Prove that if $\mathbb{E}[g(Y)]\leq \mathbb{E}[g(X)]$ for every nondecreasing function $g$ then $F_X\le F_Y$

Question

Let $X,Y$ random variables. Every coninuous and not-decreasing monotone function $g:\mathbb{R}\to[0,1]$ fulfills $\mathbb{E}[g(Y)]\leq \mathbb{E}[g(X)]$. Prove that $F_X(t)\leq F_Y(t)$.

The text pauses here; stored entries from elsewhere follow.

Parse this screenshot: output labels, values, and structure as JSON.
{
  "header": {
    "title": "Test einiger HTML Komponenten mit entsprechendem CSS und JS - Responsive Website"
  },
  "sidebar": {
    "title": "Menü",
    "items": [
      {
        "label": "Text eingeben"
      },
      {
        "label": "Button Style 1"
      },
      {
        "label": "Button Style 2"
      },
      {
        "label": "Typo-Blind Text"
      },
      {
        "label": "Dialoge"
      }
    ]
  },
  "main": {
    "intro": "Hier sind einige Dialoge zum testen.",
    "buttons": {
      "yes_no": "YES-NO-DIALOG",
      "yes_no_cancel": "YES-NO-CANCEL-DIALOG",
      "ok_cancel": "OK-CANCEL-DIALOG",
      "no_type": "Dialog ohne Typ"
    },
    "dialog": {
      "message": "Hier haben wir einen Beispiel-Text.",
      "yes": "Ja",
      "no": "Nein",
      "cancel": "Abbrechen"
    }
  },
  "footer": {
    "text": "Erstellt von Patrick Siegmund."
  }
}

I don't have any initial idea to solve it.

Answer 1

Hint: For a fixed $t$ and $\epsilon>0$, define $g_\epsilon(x)$ as $$g_\epsilon(x)=\begin{cases}0,\quad x\le t\\\frac{x-t}{\epsilon},\quad t<x\le t+\epsilon\\1,\quad t+\epsilon<x\end{cases}. $$ We can see that $g_\epsilon \uparrow 1_{(t,\infty)}(x)$ as $\epsilon\to 0$. Now, by the assumption it holds that $$ E[g_\epsilon(Y)]\leq E[g_\epsilon(X)],\quad\forall \epsilon>0. $$ From this fact, deduce that $$ P(t<Y)=E[1_{\{t<Y\}}]\le E[1_{\{t<X\}}]=P(t<X) $$ for all $t\in\mathbb{R}$. (e.g. by monotone convergence theorem)

Answer 2

HINT:

Use Integration by Parts of the Riemann-Stieltjes Integrals

$$ \int_{-\infty}^\infty g(t)\,dF_X(t)$$

and

$$ \int_{-\infty}^\infty g(t)\,dF_Y(t)$$

Then use the fact that $g$ is increasing and $F_X$ and $F_Y$ are non-negative.